This is the type of shit you end up with when your military’s priority is protecting foreign investments and saving its image instead of protecting civilians, and you let PMCs fill the vacuum like it's Iraq in the early aughties. DAG’s contract has also come to an end, but with the conflict showing few signs of slowing down, Mozambique is now turning to foreign governments to lend them a hand. The U.S. and Portugal, the former colonial power, have sent military personnel to help train Mozambicans to fight the insurgency, the E.U. is debating getting involved, and according to Reuters, South Africa wants the Southern African Development Community (SADC), which includes 16 member states, to take up military action against the terrorists.
Here’s the big problem though: al-Shabaab’s recruitment is reportedly almost entirely local. It feeds off of the legitimate grievances of a people whose government is a failure that would sooner displace people for a foreign energy project than build proper infrastructure, whose leaders are corrupt and repressive, and whose military seems unconcerned with their safety. It would be a bad look for the international community to help a corrupt regime put down a peasant uprising, wouldn’t you agree?
This is why, according to critics, everyone has been playing up al-Shabaab’s ties to IS. The link is tenuous at best, given that IS didn’t claim a single attack until 2019, two years after the insurgency in Mozambique began, and there’s no evidence to suggest that any IS veterans or officials are aiding in the campaign. Yet, the U.S. officially designated the terrorists as ISIS fighters and international media consistently reports that the group is affiliated with IS without due diligence. Convenient for the international community, since nobody can argue with putting down a brand new cell of an international terrorist organization. And if it just so happens that Western powers also manage to liberate a $20 billion gas project in the process, then that’s just what they call a happy accident.
Look, I’m not saying that fighting terrorists is a bad thing.
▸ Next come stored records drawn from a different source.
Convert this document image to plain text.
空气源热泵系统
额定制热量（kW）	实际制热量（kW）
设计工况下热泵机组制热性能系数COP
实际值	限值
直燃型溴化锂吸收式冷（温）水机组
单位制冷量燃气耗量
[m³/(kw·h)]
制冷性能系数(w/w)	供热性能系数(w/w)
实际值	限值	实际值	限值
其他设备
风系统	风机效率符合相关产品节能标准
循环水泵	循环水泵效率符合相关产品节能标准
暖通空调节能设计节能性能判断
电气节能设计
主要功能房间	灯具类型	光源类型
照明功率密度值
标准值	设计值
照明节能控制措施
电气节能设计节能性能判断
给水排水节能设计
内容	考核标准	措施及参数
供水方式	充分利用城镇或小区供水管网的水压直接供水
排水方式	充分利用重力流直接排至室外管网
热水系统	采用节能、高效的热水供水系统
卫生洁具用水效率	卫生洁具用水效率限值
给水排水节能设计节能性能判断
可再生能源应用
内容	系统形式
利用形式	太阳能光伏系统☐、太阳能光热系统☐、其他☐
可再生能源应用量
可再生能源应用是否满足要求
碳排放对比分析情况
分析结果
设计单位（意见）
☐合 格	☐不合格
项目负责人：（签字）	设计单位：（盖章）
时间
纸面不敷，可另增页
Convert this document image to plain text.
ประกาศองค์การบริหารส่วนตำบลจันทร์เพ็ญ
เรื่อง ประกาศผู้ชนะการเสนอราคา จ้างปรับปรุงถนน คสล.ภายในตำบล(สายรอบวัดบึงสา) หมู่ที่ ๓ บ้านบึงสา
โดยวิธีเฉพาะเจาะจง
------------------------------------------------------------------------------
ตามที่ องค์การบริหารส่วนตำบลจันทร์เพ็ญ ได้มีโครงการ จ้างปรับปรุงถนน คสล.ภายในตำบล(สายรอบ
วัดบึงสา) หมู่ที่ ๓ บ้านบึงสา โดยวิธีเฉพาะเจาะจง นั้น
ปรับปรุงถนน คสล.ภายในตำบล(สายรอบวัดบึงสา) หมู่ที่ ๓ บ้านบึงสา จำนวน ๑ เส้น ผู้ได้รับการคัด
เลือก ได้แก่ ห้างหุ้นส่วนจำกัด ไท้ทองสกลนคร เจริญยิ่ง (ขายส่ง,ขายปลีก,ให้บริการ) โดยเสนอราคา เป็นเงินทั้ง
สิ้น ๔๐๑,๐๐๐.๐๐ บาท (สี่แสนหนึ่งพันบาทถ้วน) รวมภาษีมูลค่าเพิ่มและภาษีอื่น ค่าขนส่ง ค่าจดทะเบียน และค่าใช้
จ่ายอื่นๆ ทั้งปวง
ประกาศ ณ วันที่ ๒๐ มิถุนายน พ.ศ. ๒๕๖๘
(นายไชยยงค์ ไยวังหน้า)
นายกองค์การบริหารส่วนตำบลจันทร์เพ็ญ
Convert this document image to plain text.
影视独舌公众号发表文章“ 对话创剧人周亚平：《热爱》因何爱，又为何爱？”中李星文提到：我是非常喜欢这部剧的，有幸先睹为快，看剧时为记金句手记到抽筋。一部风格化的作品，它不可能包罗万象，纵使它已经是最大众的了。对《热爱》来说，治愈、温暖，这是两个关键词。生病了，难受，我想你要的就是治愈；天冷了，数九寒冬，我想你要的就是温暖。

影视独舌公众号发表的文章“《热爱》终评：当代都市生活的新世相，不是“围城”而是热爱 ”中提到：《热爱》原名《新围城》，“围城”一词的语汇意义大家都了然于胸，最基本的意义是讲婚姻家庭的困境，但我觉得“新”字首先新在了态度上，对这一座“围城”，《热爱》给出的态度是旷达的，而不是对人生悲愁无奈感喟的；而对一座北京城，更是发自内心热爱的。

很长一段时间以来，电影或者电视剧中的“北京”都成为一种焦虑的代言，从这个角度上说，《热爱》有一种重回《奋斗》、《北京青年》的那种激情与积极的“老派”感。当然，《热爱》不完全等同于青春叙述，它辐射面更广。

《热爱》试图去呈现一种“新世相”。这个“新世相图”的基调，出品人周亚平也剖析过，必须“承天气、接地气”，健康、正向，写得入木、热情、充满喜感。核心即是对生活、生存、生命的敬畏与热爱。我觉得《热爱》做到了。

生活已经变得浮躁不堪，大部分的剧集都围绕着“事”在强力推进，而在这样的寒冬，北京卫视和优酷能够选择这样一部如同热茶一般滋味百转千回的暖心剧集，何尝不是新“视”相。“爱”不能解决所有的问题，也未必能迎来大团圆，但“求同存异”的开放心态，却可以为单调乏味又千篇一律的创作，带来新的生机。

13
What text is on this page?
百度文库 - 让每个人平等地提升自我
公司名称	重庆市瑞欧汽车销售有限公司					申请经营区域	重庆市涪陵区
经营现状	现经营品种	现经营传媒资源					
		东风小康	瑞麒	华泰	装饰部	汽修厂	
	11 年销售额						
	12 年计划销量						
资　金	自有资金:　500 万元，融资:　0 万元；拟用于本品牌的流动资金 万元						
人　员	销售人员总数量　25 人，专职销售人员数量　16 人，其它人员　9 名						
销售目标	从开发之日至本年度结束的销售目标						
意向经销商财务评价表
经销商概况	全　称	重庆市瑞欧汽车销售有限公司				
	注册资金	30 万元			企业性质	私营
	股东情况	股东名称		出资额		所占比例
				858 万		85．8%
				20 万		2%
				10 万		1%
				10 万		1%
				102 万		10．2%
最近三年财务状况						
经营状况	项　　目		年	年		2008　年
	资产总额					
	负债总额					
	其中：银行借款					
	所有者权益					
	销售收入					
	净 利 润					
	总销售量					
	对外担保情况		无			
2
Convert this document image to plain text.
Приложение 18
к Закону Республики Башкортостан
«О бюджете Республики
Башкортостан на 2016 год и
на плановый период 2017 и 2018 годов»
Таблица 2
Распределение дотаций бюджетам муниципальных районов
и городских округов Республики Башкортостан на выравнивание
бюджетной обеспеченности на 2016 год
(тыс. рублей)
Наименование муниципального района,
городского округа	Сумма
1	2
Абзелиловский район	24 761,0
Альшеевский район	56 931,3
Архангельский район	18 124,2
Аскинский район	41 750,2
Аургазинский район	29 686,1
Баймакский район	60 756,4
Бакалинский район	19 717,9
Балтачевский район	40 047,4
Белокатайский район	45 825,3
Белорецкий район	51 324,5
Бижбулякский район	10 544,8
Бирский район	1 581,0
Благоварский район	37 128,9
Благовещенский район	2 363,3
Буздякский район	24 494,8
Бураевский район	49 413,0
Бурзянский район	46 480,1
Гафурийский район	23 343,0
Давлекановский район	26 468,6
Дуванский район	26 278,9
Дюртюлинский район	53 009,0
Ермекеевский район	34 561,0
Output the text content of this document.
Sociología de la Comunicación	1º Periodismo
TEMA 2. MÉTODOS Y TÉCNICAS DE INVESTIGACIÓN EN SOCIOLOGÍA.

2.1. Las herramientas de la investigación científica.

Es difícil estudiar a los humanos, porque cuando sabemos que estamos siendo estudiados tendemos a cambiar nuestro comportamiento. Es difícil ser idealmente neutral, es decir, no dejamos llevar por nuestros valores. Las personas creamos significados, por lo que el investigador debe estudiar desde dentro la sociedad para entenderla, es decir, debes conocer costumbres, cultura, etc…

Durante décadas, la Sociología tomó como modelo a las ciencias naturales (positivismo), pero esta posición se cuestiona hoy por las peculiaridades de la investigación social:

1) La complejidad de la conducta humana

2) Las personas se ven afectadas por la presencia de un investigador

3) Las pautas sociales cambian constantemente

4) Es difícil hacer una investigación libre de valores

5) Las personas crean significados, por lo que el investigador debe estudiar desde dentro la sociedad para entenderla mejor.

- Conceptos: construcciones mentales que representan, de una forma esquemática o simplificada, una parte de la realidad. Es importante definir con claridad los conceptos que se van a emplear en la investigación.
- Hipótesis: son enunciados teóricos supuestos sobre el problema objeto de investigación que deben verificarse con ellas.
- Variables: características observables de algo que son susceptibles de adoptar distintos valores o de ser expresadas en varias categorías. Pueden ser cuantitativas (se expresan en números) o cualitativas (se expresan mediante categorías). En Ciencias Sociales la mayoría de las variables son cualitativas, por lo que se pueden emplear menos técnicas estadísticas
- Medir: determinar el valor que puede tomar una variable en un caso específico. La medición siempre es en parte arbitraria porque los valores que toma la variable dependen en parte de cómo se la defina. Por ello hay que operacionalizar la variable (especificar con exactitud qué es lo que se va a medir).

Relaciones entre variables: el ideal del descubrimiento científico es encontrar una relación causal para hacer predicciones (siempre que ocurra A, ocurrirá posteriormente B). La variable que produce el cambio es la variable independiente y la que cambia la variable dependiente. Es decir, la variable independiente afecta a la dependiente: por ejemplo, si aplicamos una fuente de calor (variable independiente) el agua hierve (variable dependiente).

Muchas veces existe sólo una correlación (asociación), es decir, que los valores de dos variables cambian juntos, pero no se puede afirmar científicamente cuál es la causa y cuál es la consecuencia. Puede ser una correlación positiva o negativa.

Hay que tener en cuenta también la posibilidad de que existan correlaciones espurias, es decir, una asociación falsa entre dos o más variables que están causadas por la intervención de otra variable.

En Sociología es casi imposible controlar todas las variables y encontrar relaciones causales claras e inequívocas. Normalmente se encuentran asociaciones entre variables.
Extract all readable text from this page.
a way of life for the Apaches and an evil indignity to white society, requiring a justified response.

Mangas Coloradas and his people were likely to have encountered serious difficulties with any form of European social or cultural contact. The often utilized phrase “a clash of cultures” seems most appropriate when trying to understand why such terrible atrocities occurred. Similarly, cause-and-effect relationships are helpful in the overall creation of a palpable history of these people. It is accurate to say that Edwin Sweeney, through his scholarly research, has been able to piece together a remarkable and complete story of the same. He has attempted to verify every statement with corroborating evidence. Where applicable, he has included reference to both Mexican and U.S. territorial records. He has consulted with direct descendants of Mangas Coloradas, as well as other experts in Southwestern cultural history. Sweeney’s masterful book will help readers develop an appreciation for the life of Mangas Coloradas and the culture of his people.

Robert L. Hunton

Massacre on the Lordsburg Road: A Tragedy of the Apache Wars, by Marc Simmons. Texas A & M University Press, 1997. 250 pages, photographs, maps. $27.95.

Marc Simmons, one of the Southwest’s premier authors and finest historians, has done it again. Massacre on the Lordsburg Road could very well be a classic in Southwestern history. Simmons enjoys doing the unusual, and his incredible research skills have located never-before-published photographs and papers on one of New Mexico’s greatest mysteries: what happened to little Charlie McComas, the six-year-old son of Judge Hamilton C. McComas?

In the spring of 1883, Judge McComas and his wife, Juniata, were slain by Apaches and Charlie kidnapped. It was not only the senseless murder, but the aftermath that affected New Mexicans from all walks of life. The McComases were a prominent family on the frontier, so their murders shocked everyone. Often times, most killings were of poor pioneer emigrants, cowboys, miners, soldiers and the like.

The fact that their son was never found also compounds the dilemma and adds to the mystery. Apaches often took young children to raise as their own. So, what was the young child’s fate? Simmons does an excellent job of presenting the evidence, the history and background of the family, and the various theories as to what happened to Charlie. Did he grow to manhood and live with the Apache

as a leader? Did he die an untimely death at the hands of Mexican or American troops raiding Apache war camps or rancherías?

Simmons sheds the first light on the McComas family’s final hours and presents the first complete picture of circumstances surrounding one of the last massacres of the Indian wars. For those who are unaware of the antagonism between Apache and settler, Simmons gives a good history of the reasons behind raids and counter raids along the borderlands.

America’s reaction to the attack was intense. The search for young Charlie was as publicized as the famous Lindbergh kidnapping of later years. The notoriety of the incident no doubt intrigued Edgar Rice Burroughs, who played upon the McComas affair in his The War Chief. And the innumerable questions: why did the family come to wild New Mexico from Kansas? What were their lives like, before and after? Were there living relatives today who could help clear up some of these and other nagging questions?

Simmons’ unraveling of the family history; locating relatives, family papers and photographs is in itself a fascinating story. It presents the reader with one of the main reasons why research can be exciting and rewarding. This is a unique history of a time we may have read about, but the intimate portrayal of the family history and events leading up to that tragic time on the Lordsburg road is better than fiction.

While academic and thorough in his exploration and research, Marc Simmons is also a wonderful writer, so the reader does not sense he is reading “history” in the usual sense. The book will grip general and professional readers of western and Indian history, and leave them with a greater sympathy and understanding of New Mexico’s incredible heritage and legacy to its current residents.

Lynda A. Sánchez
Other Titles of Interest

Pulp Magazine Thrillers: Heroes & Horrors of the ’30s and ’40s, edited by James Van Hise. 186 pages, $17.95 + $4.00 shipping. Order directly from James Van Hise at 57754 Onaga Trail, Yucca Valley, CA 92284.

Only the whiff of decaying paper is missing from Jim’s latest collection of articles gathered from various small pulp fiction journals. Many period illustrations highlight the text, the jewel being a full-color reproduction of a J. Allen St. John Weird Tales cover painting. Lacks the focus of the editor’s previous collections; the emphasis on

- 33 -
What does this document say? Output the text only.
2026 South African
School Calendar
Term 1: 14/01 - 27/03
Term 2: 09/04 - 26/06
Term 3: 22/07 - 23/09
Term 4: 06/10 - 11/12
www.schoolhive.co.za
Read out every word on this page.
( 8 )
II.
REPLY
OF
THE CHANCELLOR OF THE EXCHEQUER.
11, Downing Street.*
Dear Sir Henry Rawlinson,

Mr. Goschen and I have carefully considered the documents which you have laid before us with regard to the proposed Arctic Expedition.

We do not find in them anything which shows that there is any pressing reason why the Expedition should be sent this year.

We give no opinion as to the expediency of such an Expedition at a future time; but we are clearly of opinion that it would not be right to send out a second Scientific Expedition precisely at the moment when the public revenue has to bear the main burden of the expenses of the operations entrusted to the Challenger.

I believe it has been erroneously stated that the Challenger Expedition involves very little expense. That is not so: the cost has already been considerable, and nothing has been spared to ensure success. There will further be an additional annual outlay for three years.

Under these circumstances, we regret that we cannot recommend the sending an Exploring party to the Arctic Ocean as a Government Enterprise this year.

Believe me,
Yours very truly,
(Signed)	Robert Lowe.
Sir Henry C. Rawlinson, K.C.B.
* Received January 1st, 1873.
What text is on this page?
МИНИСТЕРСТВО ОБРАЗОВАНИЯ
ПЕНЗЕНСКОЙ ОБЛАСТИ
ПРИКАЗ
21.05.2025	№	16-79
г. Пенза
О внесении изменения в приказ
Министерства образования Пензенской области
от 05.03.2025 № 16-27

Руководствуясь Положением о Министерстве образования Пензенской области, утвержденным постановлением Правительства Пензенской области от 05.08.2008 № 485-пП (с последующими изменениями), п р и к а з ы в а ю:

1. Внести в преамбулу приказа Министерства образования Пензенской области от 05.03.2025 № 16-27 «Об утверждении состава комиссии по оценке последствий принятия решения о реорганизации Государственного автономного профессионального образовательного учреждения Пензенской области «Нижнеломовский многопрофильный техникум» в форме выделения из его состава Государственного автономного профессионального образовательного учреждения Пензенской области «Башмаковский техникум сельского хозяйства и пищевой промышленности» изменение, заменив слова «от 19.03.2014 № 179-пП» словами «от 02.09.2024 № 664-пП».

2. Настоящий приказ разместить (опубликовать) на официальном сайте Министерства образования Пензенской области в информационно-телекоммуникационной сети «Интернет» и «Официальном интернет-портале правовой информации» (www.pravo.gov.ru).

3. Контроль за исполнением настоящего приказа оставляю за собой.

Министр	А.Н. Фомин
These guys behead women and children for fuck’s sake, and the insurgency has cost thousands of lives and displaced around 700,000. But listen to me, the West, if you just want an excuse to help out, you don’t have to gin up the threat in such a transparently manipulative way — name dropping IS like it was your roommate in college who went on to be way more successful than you is straight up pathetic. Just say you want to protect your fancy neocolonial energy project and go, it’s not like it’d be a shock to anyone. Plus, if you had come out with that in the first place, maybe a bunch of roided out ageing commandos wouldn’t have spent the last two and a half years blundering around the countryside, allegedly committing war crimes, and trying to pick up after a military that can’t seem to actually do anything except commit their own war crimes and/or watch other people commit war crimes. I’d rather nobody committed war crimes, but if it’s going to happen, at least don’t let it happen at the hands of someone named Dyck or Dolf. Seriously, that's just insult to injury. Pick it up.